Affaire «Escobar du Sahara» : la défense de Naciri clame son innocence

La Cour d’appel de Casablanca a décidé, ce jeudi après-midi, de reporter une nouvelle fois l’examen de l’affaire impliquant l’ancien président du Wydad, Saïd Naciri, ainsi que le président de la région de l’Oriental, Abdennebi Bioui, et plusieurs autres accusés dans le dossier désormais connu sous le nom de « l’Escobar du Sahara ».

Selon une source proche du dossier citée par Le Site Info, la Cour a reporté les débats au jeudi 14 mai prochain.

L’avocat Achraf Jdoui, membre de la défense de Saïd Naciri dans cette affaire médiatiquement surnommée « l’Escobar du Sahara », a affirmé dans une déclaration à la presse que son client demeure présumé innocent à ce stade de la procédure.

L’avocat a également estimé que les poursuites reposent sur de fausses déclarations émanant du principal accusé dans l’affaire, surnommé « le Malien ».

Il a par ailleurs indiqué que les affirmations selon lesquelles ce dernier serait propriétaire de la villa en question ne sont, selon lui, que « des allégations sorties de son imagination », ajoutant qu’il tente de faire passer des mensonges pour des faits établis.

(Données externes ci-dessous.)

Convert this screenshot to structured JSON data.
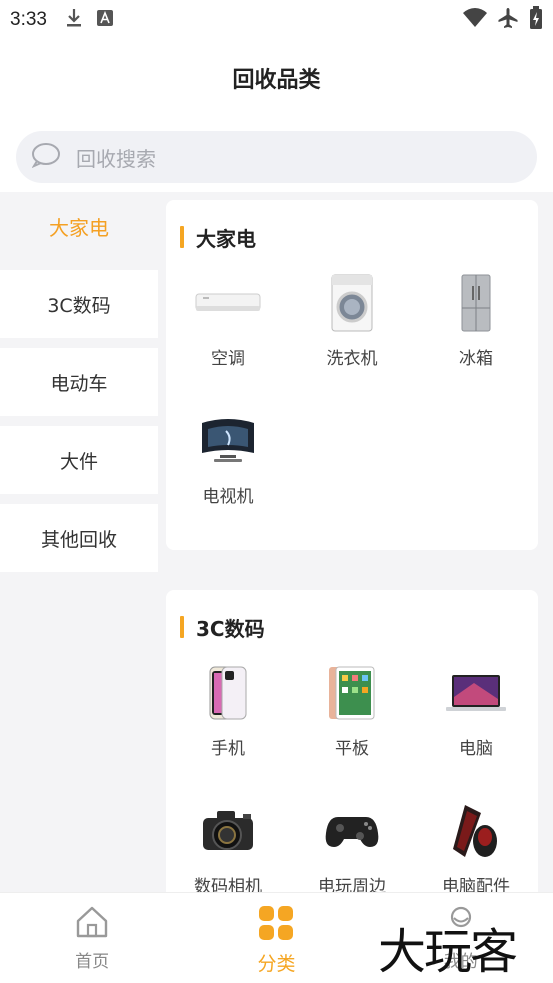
{
  "status": {
    "time": "3:33"
  },
  "header": {
    "title": "回收品类"
  },
  "search": {
    "placeholder": "回收搜索"
  },
  "sidebar": {
    "items": [
      {
        "label": "大家电",
        "active": true
      },
      {
        "label": "3C数码",
        "active": false
      },
      {
        "label": "电动车",
        "active": false
      },
      {
        "label": "大件",
        "active": false
      },
      {
        "label": "其他回收",
        "active": false
      }
    ]
  },
  "sections": [
    {
      "title": "大家电",
      "items": [
        {
          "label": "空调",
          "icon": "air-conditioner-icon"
        },
        {
          "label": "洗衣机",
          "icon": "washing-machine-icon"
        },
        {
          "label": "冰箱",
          "icon": "refrigerator-icon"
        },
        {
          "label": "电视机",
          "icon": "television-icon"
        }
      ]
    },
    {
      "title": "3C数码",
      "items": [
        {
          "label": "手机",
          "icon": "phone-icon"
        },
        {
          "label": "平板",
          "icon": "tablet-icon"
        },
        {
          "label": "电脑",
          "icon": "laptop-icon"
        },
        {
          "label": "数码相机",
          "icon": "camera-icon"
        },
        {
          "label": "电玩周边",
          "icon": "gamepad-icon"
        },
        {
          "label": "电脑配件",
          "icon": "keyboard-mouse-icon"
        }
      ]
    }
  ],
  "tabbar": {
    "items": [
      {
        "label": "首页",
        "icon": "home-icon",
        "active": false
      },
      {
        "label": "分类",
        "icon": "category-icon",
        "active": true
      },
      {
        "label": "我的",
        "icon": "profile-icon",
        "active": false
      }
    ]
  },
  "watermark": "大玩客",
  "colors": {
    "accent": "#f5a623",
    "background": "#f4f4f6",
    "text": "#333333"
  }
}
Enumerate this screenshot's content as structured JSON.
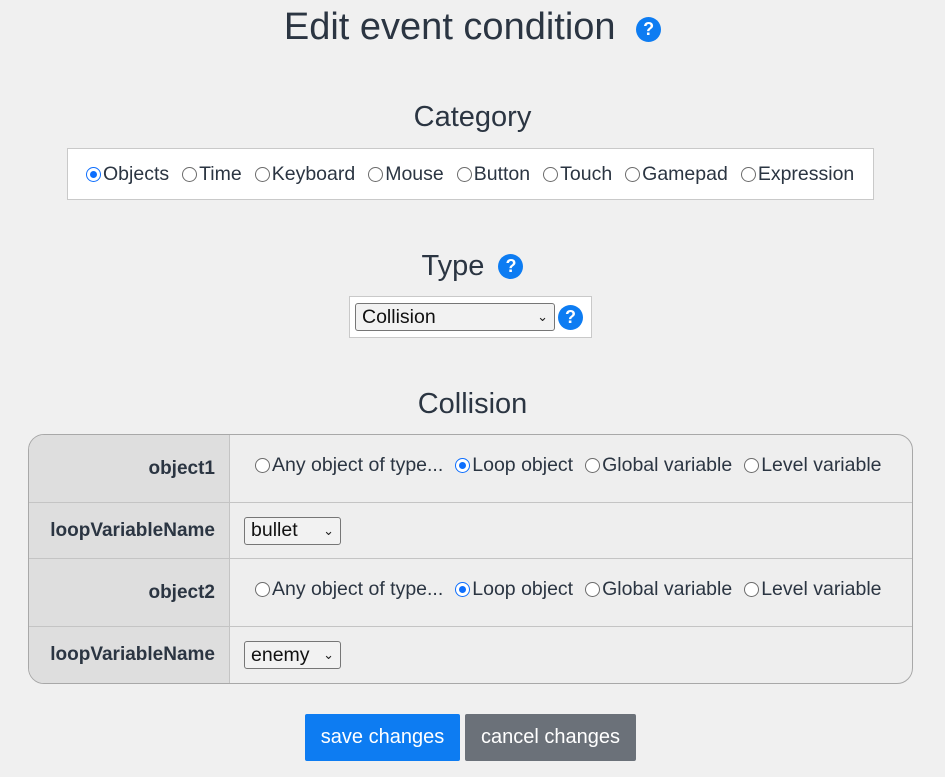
{
  "title": "Edit event condition",
  "help_glyph": "?",
  "category": {
    "heading": "Category",
    "options": [
      "Objects",
      "Time",
      "Keyboard",
      "Mouse",
      "Button",
      "Touch",
      "Gamepad",
      "Expression"
    ],
    "selected": "Objects"
  },
  "type": {
    "heading": "Type",
    "selected_value": "Collision"
  },
  "collision": {
    "heading": "Collision",
    "object_choices": [
      "Any object of type...",
      "Loop object",
      "Global variable",
      "Level variable"
    ],
    "rows": [
      {
        "label": "object1",
        "selected": "Loop object"
      },
      {
        "label": "loopVariableName",
        "value": "bullet"
      },
      {
        "label": "object2",
        "selected": "Loop object"
      },
      {
        "label": "loopVariableName",
        "value": "enemy"
      }
    ]
  },
  "buttons": {
    "save": "save changes",
    "cancel": "cancel changes"
  },
  "colors": {
    "accent": "#0d7cf2",
    "cancel": "#6b7179",
    "background": "#f0f0f0"
  }
}
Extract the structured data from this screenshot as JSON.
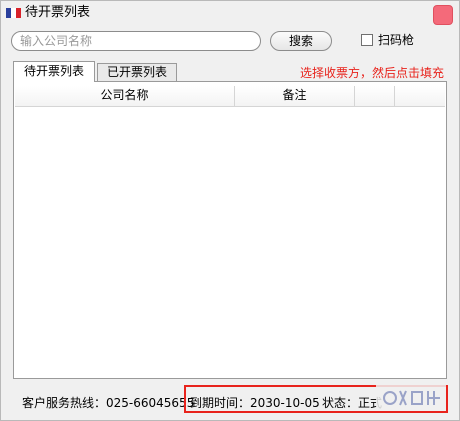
{
  "window": {
    "title": "待开票列表"
  },
  "search": {
    "placeholder": "输入公司名称",
    "value": "",
    "button_label": "搜索"
  },
  "scan": {
    "label": "扫码枪",
    "checked": false
  },
  "tabs": [
    {
      "label": "待开票列表",
      "active": true
    },
    {
      "label": "已开票列表",
      "active": false
    }
  ],
  "hint": "选择收票方，然后点击填充",
  "table": {
    "columns": [
      "公司名称",
      "备注",
      "",
      ""
    ],
    "rows": []
  },
  "footer": {
    "hotline_label": "客户服务热线：",
    "hotline_number": "025-66045655",
    "expiry_label": "到期时间：",
    "expiry_date": "2030-10-05",
    "status_label": "状态：",
    "status_value": "正式"
  },
  "colors": {
    "accent_red": "#e8231c",
    "close_button": "#f46a7a"
  }
}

La défense de Naciri a aussi précisé que le verdict pourrait nécessiter entre cinq et six audiences au maximum, compte tenu du grand nombre de faits et de documents contenus dans le dossier. Elle a rappelé que 28 personnes sont poursuivies en état de détention, tandis que deux autres comparaissent en liberté provisoire. Selon l’avocat, l’ensemble des éléments et preuves disponibles jouerait en faveur de Saïd Naciri.

Saïd Naciri et Abdennebi Bioui font face à de lourdes accusations, notamment la falsification de documents officiels par fabrication et usage de faux accords, la participation à des ententes liées à la détention et au trafic de drogue, l’escroquerie et tentative d’escroquerie, le trafic d’influence, l’intimidation visant à pousser des tiers à faire de fausses déclarations et reconnaissances, le recel d’objets obtenus à la suite d’un délit, la falsification et usage de chèques, ainsi qu’exercice arbitraire portant atteinte aux libertés individuelles dans le but de satisfaire des intérêts personnels.